Sending Agricultural Water to the Salton Sea to Improve Public Health? An Integrated Hydro-Agri-Health-Economic Analysis

Date and Time
Location
Online
Presenters
Jingjing Wang

Abstract: Globally, many inland lakes are shrinking due to water scarcity. In some arid regions, reduced runoff from irrigated agriculture is a leading contributing factor to lake shrinkage. As inland lakes contract, playa dust emissions from receding shorelines create regional air quality problems with associated negative effects on human health. A coupling thus exists between runoff from irrigated agriculture and pollution-health outcomes through inland lake extent. An original integrated hydro-agri-health-economic model is therefore developed to study water transfer tradeoffs between an agricultural sector and an inland lake. The model is applied to the Imperial Irrigation District (IID) and the Salton Sea, the largest inland lake in California, whose inflows are almost exclusively dependent on irrigated agricultural runoff.

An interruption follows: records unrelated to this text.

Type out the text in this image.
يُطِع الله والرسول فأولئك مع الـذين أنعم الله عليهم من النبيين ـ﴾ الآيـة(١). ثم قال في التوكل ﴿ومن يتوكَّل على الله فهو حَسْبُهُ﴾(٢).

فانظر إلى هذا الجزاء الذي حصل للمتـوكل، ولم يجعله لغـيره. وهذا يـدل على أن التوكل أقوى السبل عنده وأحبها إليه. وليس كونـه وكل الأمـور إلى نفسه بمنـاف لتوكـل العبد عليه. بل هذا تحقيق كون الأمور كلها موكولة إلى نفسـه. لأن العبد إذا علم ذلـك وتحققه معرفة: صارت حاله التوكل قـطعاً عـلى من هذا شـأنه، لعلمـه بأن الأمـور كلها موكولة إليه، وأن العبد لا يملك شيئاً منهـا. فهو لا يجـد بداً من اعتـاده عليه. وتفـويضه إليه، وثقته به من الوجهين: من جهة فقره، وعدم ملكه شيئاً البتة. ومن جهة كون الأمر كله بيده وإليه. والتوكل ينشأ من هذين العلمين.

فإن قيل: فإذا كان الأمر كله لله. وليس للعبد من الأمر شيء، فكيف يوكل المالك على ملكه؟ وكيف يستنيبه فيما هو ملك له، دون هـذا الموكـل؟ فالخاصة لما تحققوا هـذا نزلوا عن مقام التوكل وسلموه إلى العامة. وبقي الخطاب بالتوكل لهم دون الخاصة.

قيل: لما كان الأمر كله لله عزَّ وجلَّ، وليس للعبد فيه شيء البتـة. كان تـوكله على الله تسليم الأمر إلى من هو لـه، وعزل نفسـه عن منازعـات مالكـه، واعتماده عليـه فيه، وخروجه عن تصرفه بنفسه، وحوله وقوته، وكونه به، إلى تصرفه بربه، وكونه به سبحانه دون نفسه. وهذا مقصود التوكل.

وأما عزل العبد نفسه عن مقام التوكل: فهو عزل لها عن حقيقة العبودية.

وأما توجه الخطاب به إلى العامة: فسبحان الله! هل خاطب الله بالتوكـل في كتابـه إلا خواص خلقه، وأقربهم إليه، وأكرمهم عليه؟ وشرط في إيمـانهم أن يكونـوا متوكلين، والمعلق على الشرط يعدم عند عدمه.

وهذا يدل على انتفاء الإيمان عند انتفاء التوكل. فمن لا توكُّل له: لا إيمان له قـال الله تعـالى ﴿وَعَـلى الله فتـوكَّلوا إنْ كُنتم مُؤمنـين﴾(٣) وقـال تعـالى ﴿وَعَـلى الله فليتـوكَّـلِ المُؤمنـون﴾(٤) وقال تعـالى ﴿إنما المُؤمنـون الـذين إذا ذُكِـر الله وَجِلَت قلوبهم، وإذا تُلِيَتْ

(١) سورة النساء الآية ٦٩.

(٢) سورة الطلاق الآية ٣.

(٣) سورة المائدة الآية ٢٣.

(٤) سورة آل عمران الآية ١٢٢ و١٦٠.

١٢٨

Under several IID water budget and dynamic health impact scenarios, we investigate the economic tradeoffs between using water as an input into the IID agricultural sector (thereby generating farm-level crop profits) or as an input into the Salton Sea (thereby reducing playa dust emissions and thus improving regional human health outcomes).

Speaker Bio: Jingjing Wang is an assistant professor of economics at the University of New Mexico specializing in environmental and natural resource economics. Her research focuses on the role of public policy in internalizing externalities and the performance of markets for efficient resource allocation in the context of environment, agriculture, and water. Wang received her B.E. in environmental engineering from Tsinghua University, China, and her M.S. in environmental science and Ph.D. in environmental and natural resource economics from the University of California, Riverside.